唆人争讼者,非欲蚌鹬相持,从中取利。即是私仇公报,借刀杀人耳。究竟风息浪平,灼见此中之构斗。岂不枉为小人,自伤阴德乎?
下附征事(三则)
累世未讼(《师古编》)
唐雷孚,赋性仁慈,与物无忤。自先祖枢,以忠厚传家,至孚,凡十一世,未尝讼人于官。后孚登进士,居官清白,位至太子太师。人以为积善之报。
[按]未克有容,先学忍耐。忍耐之久,度量自能宽和。昔谢逑,性恶词讼。邻有侵其地者,或劝其诉之官,逑笑曰:“彼占得地耳,安能占得天?”遂不与较。量小者乌足语此?
见机免祸(《汇纂功过格》)
和州某村,有居民,养鹅百只。一日因食其邻稻,被其击死至五十余只。民妻见之,始亦甚怒,忽转念曰:“设或成讼,力不能胜,必欲胜之,所费甚多。且我夫已醉卧,倘或闻之,必起相殴,祸且不测,不如忍耐。”立命以鹅腌之。次早,邻人忽自暴死。其夫醉醒,知之,乃云:“设昨日早使我知,我必乘醉去殴,今日破家必矣。”
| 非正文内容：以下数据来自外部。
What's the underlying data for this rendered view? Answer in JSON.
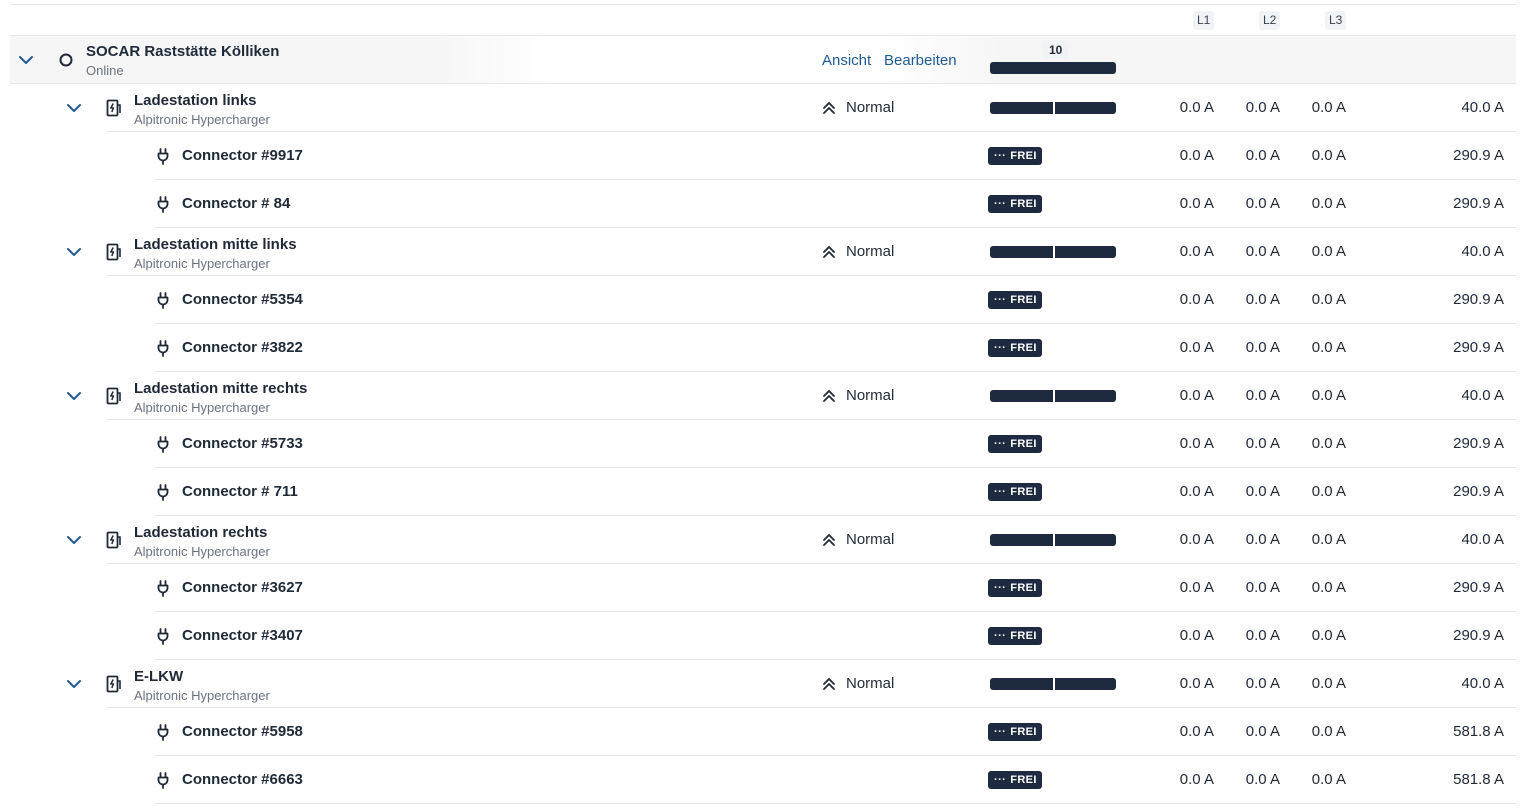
{
  "header": {
    "phases": [
      "L1",
      "L2",
      "L3"
    ]
  },
  "site": {
    "name": "SOCAR Raststätte Kölliken",
    "status": "Online",
    "view_label": "Ansicht",
    "edit_label": "Bearbeiten",
    "count": "10"
  },
  "stations": [
    {
      "name": "Ladestation links",
      "model": "Alpitronic Hypercharger",
      "mode": "Normal",
      "l1": "0.0 A",
      "l2": "0.0 A",
      "l3": "0.0 A",
      "limit": "40.0 A",
      "connectors": [
        {
          "name": "Connector #9917",
          "status": "FREI",
          "l1": "0.0 A",
          "l2": "0.0 A",
          "l3": "0.0 A",
          "limit": "290.9 A"
        },
        {
          "name": "Connector # 84",
          "status": "FREI",
          "l1": "0.0 A",
          "l2": "0.0 A",
          "l3": "0.0 A",
          "limit": "290.9 A"
        }
      ]
    },
    {
      "name": "Ladestation mitte links",
      "model": "Alpitronic Hypercharger",
      "mode": "Normal",
      "l1": "0.0 A",
      "l2": "0.0 A",
      "l3": "0.0 A",
      "limit": "40.0 A",
      "connectors": [
        {
          "name": "Connector #5354",
          "status": "FREI",
          "l1": "0.0 A",
          "l2": "0.0 A",
          "l3": "0.0 A",
          "limit": "290.9 A"
        },
        {
          "name": "Connector #3822",
          "status": "FREI",
          "l1": "0.0 A",
          "l2": "0.0 A",
          "l3": "0.0 A",
          "limit": "290.9 A"
        }
      ]
    },
    {
      "name": "Ladestation mitte rechts",
      "model": "Alpitronic Hypercharger",
      "mode": "Normal",
      "l1": "0.0 A",
      "l2": "0.0 A",
      "l3": "0.0 A",
      "limit": "40.0 A",
      "connectors": [
        {
          "name": "Connector #5733",
          "status": "FREI",
          "l1": "0.0 A",
          "l2": "0.0 A",
          "l3": "0.0 A",
          "limit": "290.9 A"
        },
        {
          "name": "Connector # 711",
          "status": "FREI",
          "l1": "0.0 A",
          "l2": "0.0 A",
          "l3": "0.0 A",
          "limit": "290.9 A"
        }
      ]
    },
    {
      "name": "Ladestation rechts",
      "model": "Alpitronic Hypercharger",
      "mode": "Normal",
      "l1": "0.0 A",
      "l2": "0.0 A",
      "l3": "0.0 A",
      "limit": "40.0 A",
      "connectors": [
        {
          "name": "Connector #3627",
          "status": "FREI",
          "l1": "0.0 A",
          "l2": "0.0 A",
          "l3": "0.0 A",
          "limit": "290.9 A"
        },
        {
          "name": "Connector #3407",
          "status": "FREI",
          "l1": "0.0 A",
          "l2": "0.0 A",
          "l3": "0.0 A",
          "limit": "290.9 A"
        }
      ]
    },
    {
      "name": "E-LKW",
      "model": "Alpitronic Hypercharger",
      "mode": "Normal",
      "l1": "0.0 A",
      "l2": "0.0 A",
      "l3": "0.0 A",
      "limit": "40.0 A",
      "connectors": [
        {
          "name": "Connector #5958",
          "status": "FREI",
          "l1": "0.0 A",
          "l2": "0.0 A",
          "l3": "0.0 A",
          "limit": "581.8 A"
        },
        {
          "name": "Connector #6663",
          "status": "FREI",
          "l1": "0.0 A",
          "l2": "0.0 A",
          "l3": "0.0 A",
          "limit": "581.8 A"
        }
      ]
    }
  ],
  "icons": {
    "expand": "chevron-down-icon",
    "site_status": "status-ring-icon",
    "station": "charging-station-icon",
    "connector": "plug-icon",
    "mode": "double-chevron-up-icon",
    "badge": "ellipsis-icon"
  },
  "colors": {
    "bar": "#1e2a3f",
    "link": "#1f5a93",
    "chevron": "#1f5a93"
  }
}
[按]人于忿怒之时,忽作退一步想,便可保全身家性命,消释烦恼怨家。观于民妻之一忍,所全不既多乎?昔范文正公云:“心中忿怒不如休,何须经县又经州?纵然费尽千般计,赢得猫来输去牛。”
贵子忽夭(《感应篇》)
苏州府吏何应元,生子名绅。方四岁,至外祖家,路经凌家山。至更余,忽见人马灯火来,遇儿至,即惊避曰:“何爷在此,当避之。”于是人马灯火,俱从他道去。乳母回,述其事,应元以子必贵。年十七,忽双瞽。应元恚甚,闻直塘有道士能招神,因叩之。神附乩云:“汝子应得科第,只因汝作吏时,受人之贿,曾造款单陷数人于狱,天绝尔嗣,此子将生有德之家矣。”未几,绅果死。
[按]与我有缘,方为子孙,有缘之中,贤愚毕备,存乎人之自招耳。赫赫贵胄,竟以一款单杀之,可哀也已。
“勿坏人之名利”
[发明]名者,立身之具。利者,衣食之源。求之甚难,坏之甚易。于欲坏之时,想到求者之辛苦,忍乎不忍?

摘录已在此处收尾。